Zwei Damen namens "Boa constrictor"
Wenn die Glastüren zum Terrarium aufgeschoben werden, spitzen Antigone und Unusaura die Ohren.
Beide sind Damen der Königsschlange Boa constrictor, und wenn sie das Geräusch vielleicht auch gar nicht hören - denn Schlangenohren sind anders beschaffen als die von Menschen -, so spüren sie doch die Erschütterung. Sie wissen genau, dass sie nur aus wenigen Gründen ihrer Ruhe beraubt werden. Der eine ist die wöchentliche Fütterung. Da ich nicht weiß, wie sich die beiden Schlangen verhalten würden, wenn ich sie gemeinsam füttere, hole ich eine von ihnen heraus und befördere sie mit sanfter Gewalt in ein kleineres Terrarium, das nur zum Füttern benützt wird. Sie mag das gar nicht und versucht mit aller Kraft und Wendigkeit, mir zu entkommen. Spätestens von diesem Augenblick an Wissen beide Tiere, dass sie gefüttert werden sollen, und gehen instinktiv in Angriffsstellung, aus der sie auf alles zustoßen, das sich bewegt. Dazu wird der vordere Teil des Körpers in Windungen zusammengeschlängelt, damit sie sich zum Ergreifen der Beute nur nach vorn zu schnellen brauchen, ohne während des Angriffs den ganzen Körper in Bewegung zu setzen.
Das Menü einer Riesenschlange in Gefangenschaft richtet sich danach, was der Schlangenhalter seinem Tier anbietet. Antigone und Unusaura ziehen Mäuse und Ratten allen anderen Kleintieren vor. Es ist manchmal nicht einfach, das Fütterungsproblem zu lösen, denn einerseits hat nicht jede Zoohandlung zu jeder Zeit die gewünschten Tiere vorrätig. Andererseits kann man Familienmitgliedern mit empfindlicher Nase nicht zumuten, den Gestank einer Mäusefamilie in Kauf zu nehmen. Dabei habe ich die Erfahrung gemacht, dass weiße Mäuse stark, graue Mäuse weniger und Ratten kaum stinken. Wer erfährt, dass ich Mäuse und Ratten halte, um sie zu verfüttern, ist meist entsetzt. Aber ich glaube, dass der Vorgang der Natur entspricht - bis auf die Tatsache, dass das Tier bei mir keine Fluchtmöglichkeit hat.
Die Leute fragen mich, wie ich darauf kam, Schlangen zu halten, und was ich an diesen langweiligen Tieren fände.

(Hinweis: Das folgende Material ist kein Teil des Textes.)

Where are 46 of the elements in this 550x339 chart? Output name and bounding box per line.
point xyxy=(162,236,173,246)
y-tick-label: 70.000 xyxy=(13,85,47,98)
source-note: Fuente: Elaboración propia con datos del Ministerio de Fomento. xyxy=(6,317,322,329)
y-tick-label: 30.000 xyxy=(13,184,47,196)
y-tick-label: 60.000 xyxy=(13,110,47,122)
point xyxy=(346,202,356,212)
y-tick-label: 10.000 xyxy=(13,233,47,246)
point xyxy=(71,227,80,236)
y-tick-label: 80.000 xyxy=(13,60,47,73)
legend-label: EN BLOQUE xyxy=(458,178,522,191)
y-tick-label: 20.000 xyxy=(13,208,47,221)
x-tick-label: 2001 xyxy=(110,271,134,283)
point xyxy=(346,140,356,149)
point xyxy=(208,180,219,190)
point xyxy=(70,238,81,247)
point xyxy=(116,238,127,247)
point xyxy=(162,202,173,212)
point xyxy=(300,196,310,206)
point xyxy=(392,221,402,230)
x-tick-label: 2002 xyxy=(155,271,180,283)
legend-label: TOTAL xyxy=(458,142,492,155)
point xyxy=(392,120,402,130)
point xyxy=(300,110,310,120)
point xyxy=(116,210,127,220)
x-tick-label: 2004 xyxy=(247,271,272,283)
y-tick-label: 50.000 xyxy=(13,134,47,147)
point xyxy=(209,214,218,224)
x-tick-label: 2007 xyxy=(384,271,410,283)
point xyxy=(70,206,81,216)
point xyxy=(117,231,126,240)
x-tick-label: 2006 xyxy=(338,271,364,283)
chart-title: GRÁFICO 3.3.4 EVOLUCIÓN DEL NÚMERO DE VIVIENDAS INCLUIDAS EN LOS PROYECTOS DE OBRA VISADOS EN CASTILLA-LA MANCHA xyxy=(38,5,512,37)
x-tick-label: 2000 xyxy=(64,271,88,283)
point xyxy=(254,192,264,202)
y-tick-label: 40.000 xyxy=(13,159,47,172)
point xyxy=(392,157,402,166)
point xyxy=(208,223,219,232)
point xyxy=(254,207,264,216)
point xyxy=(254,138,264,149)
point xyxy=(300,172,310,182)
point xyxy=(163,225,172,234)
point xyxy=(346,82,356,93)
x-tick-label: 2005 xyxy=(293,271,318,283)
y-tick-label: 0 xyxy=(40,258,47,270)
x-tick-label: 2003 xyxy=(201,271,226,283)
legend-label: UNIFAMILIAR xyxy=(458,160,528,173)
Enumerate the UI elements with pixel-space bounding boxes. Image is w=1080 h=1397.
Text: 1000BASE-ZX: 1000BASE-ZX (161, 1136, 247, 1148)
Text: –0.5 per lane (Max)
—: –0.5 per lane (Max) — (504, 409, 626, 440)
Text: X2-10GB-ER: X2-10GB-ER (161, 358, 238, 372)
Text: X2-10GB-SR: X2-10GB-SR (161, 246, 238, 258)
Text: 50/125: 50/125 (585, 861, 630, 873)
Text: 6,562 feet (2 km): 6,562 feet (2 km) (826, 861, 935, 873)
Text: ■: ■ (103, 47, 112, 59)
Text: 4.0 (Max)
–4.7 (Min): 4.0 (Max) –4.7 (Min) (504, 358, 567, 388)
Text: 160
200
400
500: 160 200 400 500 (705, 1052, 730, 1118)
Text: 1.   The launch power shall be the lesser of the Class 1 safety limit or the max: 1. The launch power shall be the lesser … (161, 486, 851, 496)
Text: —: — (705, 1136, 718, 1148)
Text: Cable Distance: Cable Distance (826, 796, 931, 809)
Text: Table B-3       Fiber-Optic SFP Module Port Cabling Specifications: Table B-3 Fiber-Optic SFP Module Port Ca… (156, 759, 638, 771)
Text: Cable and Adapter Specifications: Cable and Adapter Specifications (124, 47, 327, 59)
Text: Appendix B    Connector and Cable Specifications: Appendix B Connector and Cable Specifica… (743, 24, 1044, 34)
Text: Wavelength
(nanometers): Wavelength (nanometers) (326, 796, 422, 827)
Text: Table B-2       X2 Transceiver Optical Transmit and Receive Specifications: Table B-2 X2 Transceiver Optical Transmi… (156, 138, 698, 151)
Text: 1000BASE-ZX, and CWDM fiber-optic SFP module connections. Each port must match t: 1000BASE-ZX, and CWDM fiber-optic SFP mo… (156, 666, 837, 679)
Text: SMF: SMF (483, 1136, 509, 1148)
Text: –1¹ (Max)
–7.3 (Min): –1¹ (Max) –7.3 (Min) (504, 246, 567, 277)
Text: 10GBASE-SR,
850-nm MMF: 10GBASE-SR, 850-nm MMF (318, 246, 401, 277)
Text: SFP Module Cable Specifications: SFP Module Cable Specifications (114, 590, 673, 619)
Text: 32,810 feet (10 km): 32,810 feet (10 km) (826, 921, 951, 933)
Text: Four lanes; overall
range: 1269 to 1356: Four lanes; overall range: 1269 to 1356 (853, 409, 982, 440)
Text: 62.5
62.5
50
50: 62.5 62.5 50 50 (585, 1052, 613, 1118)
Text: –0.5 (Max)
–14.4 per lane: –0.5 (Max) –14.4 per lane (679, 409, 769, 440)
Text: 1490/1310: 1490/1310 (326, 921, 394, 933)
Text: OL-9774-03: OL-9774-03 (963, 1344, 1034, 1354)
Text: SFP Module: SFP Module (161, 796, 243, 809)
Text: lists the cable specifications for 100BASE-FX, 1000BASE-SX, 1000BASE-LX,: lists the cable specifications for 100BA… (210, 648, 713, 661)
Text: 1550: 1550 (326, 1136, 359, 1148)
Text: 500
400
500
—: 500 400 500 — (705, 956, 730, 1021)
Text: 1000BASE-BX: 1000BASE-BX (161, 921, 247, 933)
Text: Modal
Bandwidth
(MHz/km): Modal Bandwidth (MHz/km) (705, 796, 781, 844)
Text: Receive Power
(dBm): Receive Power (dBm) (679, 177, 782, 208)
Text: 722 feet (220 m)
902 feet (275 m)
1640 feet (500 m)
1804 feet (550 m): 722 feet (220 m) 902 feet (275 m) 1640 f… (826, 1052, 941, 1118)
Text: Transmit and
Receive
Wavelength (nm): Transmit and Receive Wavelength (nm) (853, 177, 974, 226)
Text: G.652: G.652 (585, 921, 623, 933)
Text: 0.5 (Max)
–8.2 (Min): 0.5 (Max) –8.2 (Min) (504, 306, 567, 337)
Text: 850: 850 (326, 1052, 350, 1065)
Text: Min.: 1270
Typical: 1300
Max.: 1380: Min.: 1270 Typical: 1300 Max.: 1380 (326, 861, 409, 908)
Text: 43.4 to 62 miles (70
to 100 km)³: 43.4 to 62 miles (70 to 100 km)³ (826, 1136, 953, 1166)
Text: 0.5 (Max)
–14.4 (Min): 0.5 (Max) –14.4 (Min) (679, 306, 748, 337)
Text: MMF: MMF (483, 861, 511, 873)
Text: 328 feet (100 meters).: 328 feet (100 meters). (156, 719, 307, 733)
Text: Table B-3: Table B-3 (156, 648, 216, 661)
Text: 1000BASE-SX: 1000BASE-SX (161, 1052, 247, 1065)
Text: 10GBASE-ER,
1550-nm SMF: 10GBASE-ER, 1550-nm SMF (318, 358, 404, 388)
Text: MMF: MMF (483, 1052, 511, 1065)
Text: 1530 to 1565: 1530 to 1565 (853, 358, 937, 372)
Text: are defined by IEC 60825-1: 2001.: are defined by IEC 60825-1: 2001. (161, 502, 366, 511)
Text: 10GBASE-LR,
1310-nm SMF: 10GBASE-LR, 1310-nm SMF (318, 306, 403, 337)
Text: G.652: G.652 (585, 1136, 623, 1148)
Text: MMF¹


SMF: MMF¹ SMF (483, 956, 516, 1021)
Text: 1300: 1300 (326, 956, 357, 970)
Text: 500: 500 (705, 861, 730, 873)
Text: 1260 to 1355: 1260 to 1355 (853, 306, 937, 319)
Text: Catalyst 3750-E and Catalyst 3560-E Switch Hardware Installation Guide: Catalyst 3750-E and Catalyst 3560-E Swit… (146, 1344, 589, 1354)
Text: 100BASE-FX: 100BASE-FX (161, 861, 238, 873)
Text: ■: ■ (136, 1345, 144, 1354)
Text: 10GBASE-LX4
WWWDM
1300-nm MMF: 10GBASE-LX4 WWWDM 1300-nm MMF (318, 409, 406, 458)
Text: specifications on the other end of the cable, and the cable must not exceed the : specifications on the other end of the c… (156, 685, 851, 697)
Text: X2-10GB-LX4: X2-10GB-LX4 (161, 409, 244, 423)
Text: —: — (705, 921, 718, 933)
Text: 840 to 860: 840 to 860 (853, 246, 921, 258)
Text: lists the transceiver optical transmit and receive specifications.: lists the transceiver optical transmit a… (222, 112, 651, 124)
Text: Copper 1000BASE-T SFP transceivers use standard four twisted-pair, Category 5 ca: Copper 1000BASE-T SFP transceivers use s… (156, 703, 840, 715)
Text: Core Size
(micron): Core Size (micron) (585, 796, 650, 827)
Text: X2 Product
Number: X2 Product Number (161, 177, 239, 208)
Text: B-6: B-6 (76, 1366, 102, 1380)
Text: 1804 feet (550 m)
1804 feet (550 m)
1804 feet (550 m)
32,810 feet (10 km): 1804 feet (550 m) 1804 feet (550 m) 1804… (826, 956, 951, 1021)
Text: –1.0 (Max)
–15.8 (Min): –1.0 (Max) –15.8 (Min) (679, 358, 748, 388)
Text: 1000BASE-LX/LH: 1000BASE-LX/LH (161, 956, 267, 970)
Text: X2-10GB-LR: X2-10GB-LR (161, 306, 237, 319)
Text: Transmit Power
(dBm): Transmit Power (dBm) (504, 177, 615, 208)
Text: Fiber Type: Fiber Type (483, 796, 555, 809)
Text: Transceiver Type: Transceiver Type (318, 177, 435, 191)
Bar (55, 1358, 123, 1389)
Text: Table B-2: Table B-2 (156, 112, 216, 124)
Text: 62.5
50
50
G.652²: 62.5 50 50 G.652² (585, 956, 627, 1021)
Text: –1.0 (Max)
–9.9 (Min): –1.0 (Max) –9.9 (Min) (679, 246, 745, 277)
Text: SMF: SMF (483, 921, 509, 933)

Der Grund, dass ich mir Schlangen angeschafft habe, war der, dass sie mich im Zoo und in Fernsehsendungen fasziniert hatten. Den Ausschlag gab eine Freundin, die selbst eine Riesenschlange hielt und mich darüber aufklärte, wie einfach diese Exoten zu halten seien. Daraufhin freundete ich mich erst mit einer an, um mehr über das Verhalten dieser oft als ekelhaft, glitschig und bösartig abgestempelten Tiere zu erfahren. Demjenigen, der mich fragt, ob es nicht langweilig sei, diese "stupiden" Tiere zu halten, kann ich nur erzählen, was ich mit meinen beiden Schlangen schon erlebt habe und wieviel Arbeit dazugehört, damit sie sich wohl fühlen und gesund bleiben.